Lol Dally is too cute


----------



## MeanneyFids (Aug 24, 2010)

shes the worst of the pets for table manners, but gylfie is right behind her. gylfie will get into your plate and steal it off the fork, dally dive bombs your food several times lol and will land IN the food


----------



## brittbritt (Oct 25, 2008)

Love the pictures. Moonshine got excited this morning when my husband brought me a biscuit for breakfast. She had to stand on the plate and eat some of the plain eggs on it.


----------



## MeanneyFids (Aug 24, 2010)

lol thats another thing she cant have as i have dipping eggs with salt, but if i have scrambled plain she can have some.


----------



## roxy culver (May 27, 2010)

Egg salad sandwiches are a favorite...the mayo isn't good for them so they just get pieces of bread with egg on it and they think they're eating my sandwich lol.


----------



## Cody (Feb 22, 2011)

Awww lol, little misschief! (sp?)

She's like "aaaall mineee!!!"


----------



## MeanneyFids (Aug 24, 2010)

she's terrible lol


----------



## crazy4tiels88 (Aug 10, 2008)

I Love How Your Bird Room Is Set Up With Stuff Hanging From The Ceilings! I Have A Picture Of Graystar Being Bad As Well! 
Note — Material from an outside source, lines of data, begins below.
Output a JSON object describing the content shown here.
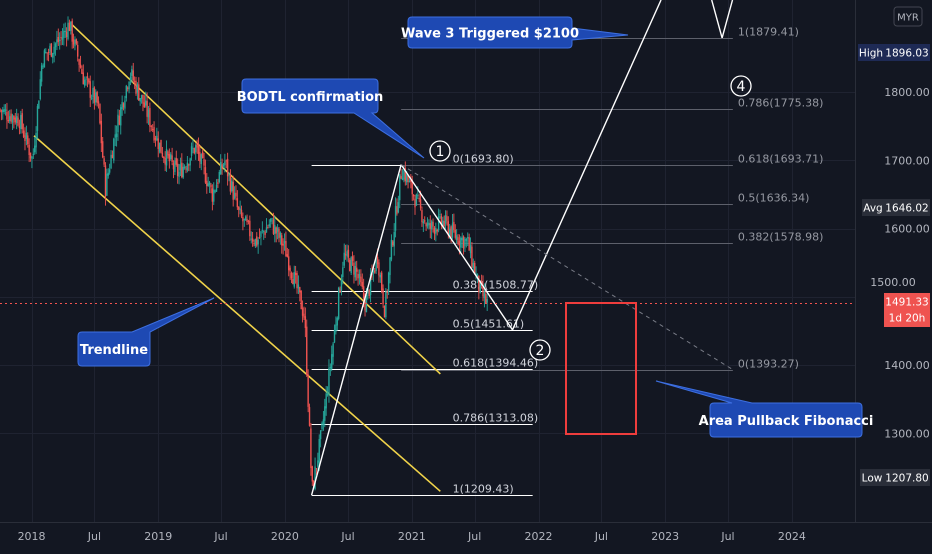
{
  "currency": "MYR",
  "colors": {
    "background": "#131722",
    "up": "#26a69a",
    "down": "#ef5350",
    "channel": "#f0d34a",
    "callout": "#1e49b3",
    "price_line": "#ef5350",
    "high_badge": "#1e2a55",
    "avg_badge": "#2a2e39",
    "last_badge": "#ef5350"
  },
  "callouts": {
    "wave3": "Wave 3 Triggered $2100",
    "bodtl": "BODTL confirmation",
    "trendline": "Trendline",
    "area": "Area Pullback Fibonacci"
  },
  "wave_labels": {
    "w1": "1",
    "w2": "2",
    "w4": "4"
  },
  "badges": {
    "high_label": "High",
    "high_value": "1896.03",
    "avg_label": "Avg",
    "avg_value": "1646.02",
    "last_value": "1491.33",
    "last_countdown": "1d 20h",
    "low_label": "Low",
    "low_value": "1207.80",
    "hidden_tick": "1500.00"
  },
  "fib_retracement": [
    {
      "label": "0(1693.80)",
      "price": 1693.8
    },
    {
      "label": "0.382(1508.77)",
      "price": 1508.77
    },
    {
      "label": "0.5(1451.61)",
      "price": 1451.61
    },
    {
      "label": "0.618(1394.46)",
      "price": 1394.46
    },
    {
      "label": "0.786(1313.08)",
      "price": 1313.08
    },
    {
      "label": "1(1209.43)",
      "price": 1209.43
    }
  ],
  "fib_extension": [
    {
      "label": "1(1879.41)",
      "price": 1879.41
    },
    {
      "label": "0.786(1775.38)",
      "price": 1775.38
    },
    {
      "label": "0.618(1693.71)",
      "price": 1693.71
    },
    {
      "label": "0.5(1636.34)",
      "price": 1636.34
    },
    {
      "label": "0.382(1578.98)",
      "price": 1578.98
    },
    {
      "label": "0(1393.27)",
      "price": 1393.27
    }
  ],
  "chart_data": {
    "type": "candlestick",
    "symbol_currency": "MYR",
    "y_axis": {
      "range": [
        1170,
        1935
      ],
      "ticks": [
        1300,
        1400,
        1500,
        1600,
        1700,
        1800
      ],
      "tick_labels": [
        "1300.00",
        "1400.00",
        "1500.00",
        "1600.00",
        "1700.00",
        "1800.00"
      ]
    },
    "x_axis": {
      "range": [
        "2017-10-02",
        "2024-07-01"
      ],
      "ticks": [
        "2018-01-01",
        "2018-07-01",
        "2019-01-01",
        "2019-07-01",
        "2020-01-01",
        "2020-07-01",
        "2021-01-01",
        "2021-07-01",
        "2022-01-01",
        "2022-07-01",
        "2023-01-01",
        "2023-07-01",
        "2024-01-01"
      ],
      "tick_labels": [
        "2018",
        "Jul",
        "2019",
        "Jul",
        "2020",
        "Jul",
        "2021",
        "Jul",
        "2022",
        "Jul",
        "2023",
        "Jul",
        "2024"
      ]
    },
    "price_anchors": [
      [
        "2017-10-01",
        1775
      ],
      [
        "2017-12-01",
        1760
      ],
      [
        "2018-01-08",
        1700
      ],
      [
        "2018-02-05",
        1850
      ],
      [
        "2018-04-02",
        1880
      ],
      [
        "2018-04-23",
        1900
      ],
      [
        "2018-06-04",
        1820
      ],
      [
        "2018-07-16",
        1780
      ],
      [
        "2018-08-06",
        1660
      ],
      [
        "2018-09-03",
        1740
      ],
      [
        "2018-10-15",
        1830
      ],
      [
        "2018-11-26",
        1780
      ],
      [
        "2019-01-14",
        1715
      ],
      [
        "2019-03-04",
        1680
      ],
      [
        "2019-04-22",
        1720
      ],
      [
        "2019-06-10",
        1650
      ],
      [
        "2019-07-15",
        1700
      ],
      [
        "2019-08-26",
        1620
      ],
      [
        "2019-10-14",
        1580
      ],
      [
        "2019-11-25",
        1610
      ],
      [
        "2020-01-06",
        1570
      ],
      [
        "2020-02-10",
        1510
      ],
      [
        "2020-03-02",
        1470
      ],
      [
        "2020-03-23",
        1215
      ],
      [
        "2020-04-20",
        1300
      ],
      [
        "2020-05-25",
        1440
      ],
      [
        "2020-06-22",
        1560
      ],
      [
        "2020-07-27",
        1540
      ],
      [
        "2020-08-24",
        1490
      ],
      [
        "2020-09-28",
        1560
      ],
      [
        "2020-10-19",
        1480
      ],
      [
        "2020-11-09",
        1580
      ],
      [
        "2020-12-07",
        1690
      ],
      [
        "2021-01-18",
        1640
      ],
      [
        "2021-02-22",
        1600
      ],
      [
        "2021-04-05",
        1610
      ],
      [
        "2021-05-10",
        1590
      ],
      [
        "2021-06-14",
        1580
      ],
      [
        "2021-07-19",
        1510
      ],
      [
        "2021-08-09",
        1491
      ]
    ],
    "annotations": [
      {
        "type": "line",
        "name": "downtrend channel upper",
        "from": [
          "2018-04-23",
          1901
        ],
        "to": [
          "2021-03-24",
          1387
        ]
      },
      {
        "type": "line",
        "name": "downtrend channel lower",
        "from": [
          "2018-01-08",
          1736
        ],
        "to": [
          "2021-03-24",
          1215
        ]
      },
      {
        "type": "line",
        "name": "wave 1",
        "from": [
          "2020-03-18",
          1209.43
        ],
        "to": [
          "2020-12-01",
          1693.8
        ]
      },
      {
        "type": "line",
        "name": "wave 2",
        "from": [
          "2020-12-01",
          1693.8
        ],
        "to": [
          "2021-10-18",
          1451.61
        ]
      },
      {
        "type": "line",
        "name": "wave 3",
        "from": [
          "2021-10-18",
          1451.61
        ],
        "to": [
          "2022-12-20",
          1935
        ]
      },
      {
        "type": "line",
        "name": "wave 4 leg",
        "from": [
          "2023-05-15",
          1935
        ],
        "to": [
          "2023-06-14",
          1879.41
        ]
      },
      {
        "type": "line",
        "name": "wave 5 leg",
        "from": [
          "2023-06-14",
          1879.41
        ],
        "to": [
          "2023-07-14",
          1935
        ]
      },
      {
        "type": "dashed-line",
        "name": "projection",
        "from": [
          "2020-12-01",
          1693.8
        ],
        "to": [
          "2023-07-15",
          1393.27
        ]
      }
    ]
  }
}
I Turned Around And She Was In My Mom's Bowl Of Potatoe Chips So I Snapped A Picture Fast And Then Took Her And Put Her Back In Her Cage!


----------



## Woodstock (Feb 25, 2011)

Cute pictures; thanks for sharing them. When they see something they want, away they go! I love your play "gym". Nice setup.


----------



## MeanneyFids (Aug 24, 2010)

crazy4tiels88 said:


> I Love How Your Bird Room Is Set Up With Stuff Hanging From The Ceilings! I Have A Picture Of Graystar Being Bad As Well!
> 
> 
> 
> ...


lol thats it, Graystar and Dally are long lost sisters!


----------



## WereAllMadHere (Jan 24, 2011)

Reminds me of the seagulls on Finding Nemo. Mine, mine, mine, mine!


----------



## MeanneyFids (Aug 24, 2010)

LOL! lets hope dally doesnt suddenly learn to talk and then start saying that


----------



## crinklepot (Nov 18, 2010)

Haha love the pics! Polly is so annoying when she does that, she flew into my bowl of beans the other day and got all tomato sauce, then walked all over me  I love your flight pics of Dally, she looks so graceful


----------



## MeanneyFids (Aug 24, 2010)

she is now. you shoulda seen her when she was clipped. her breeder didnt let her learn to fly and she was so clumsy and crash landed with a proper clip. now she flutters, turns suddenly, divebombs, loops around the room and everything. shes great at flying, except she seems to LIKE flying into windows as shes done it a few times. have to keep blinds down or put the gingerbread man stuffed animal in the window lol


----------



## crinklepot (Nov 18, 2010)

LOL the gingerbread toy! I saw your video of that lol, poor Dally....I laughed so much though  Polly is a great flyer too, at first she was rubbish, crashing into everything, but she's really good now  Just wish I could get some good flight pics of her!


----------



## MeanneyFids (Aug 24, 2010)

you think Dally is bad with the gingerbread man, tsuka is worse. he sees it from the other side of the room and he freaks out. hes terrible lol


----------



## crazy4tiels88 (Aug 10, 2008)

lol yea dally and graystar are sisters! lol


----------



## pknight1120 (Feb 9, 2011)

That's a great photo! 

DallyTsuka, I also am loving your setup with the cages and playgyms... Can you post a pic of just the cages and playgym above? I'd like to steal ideas from you for my birdroom.


----------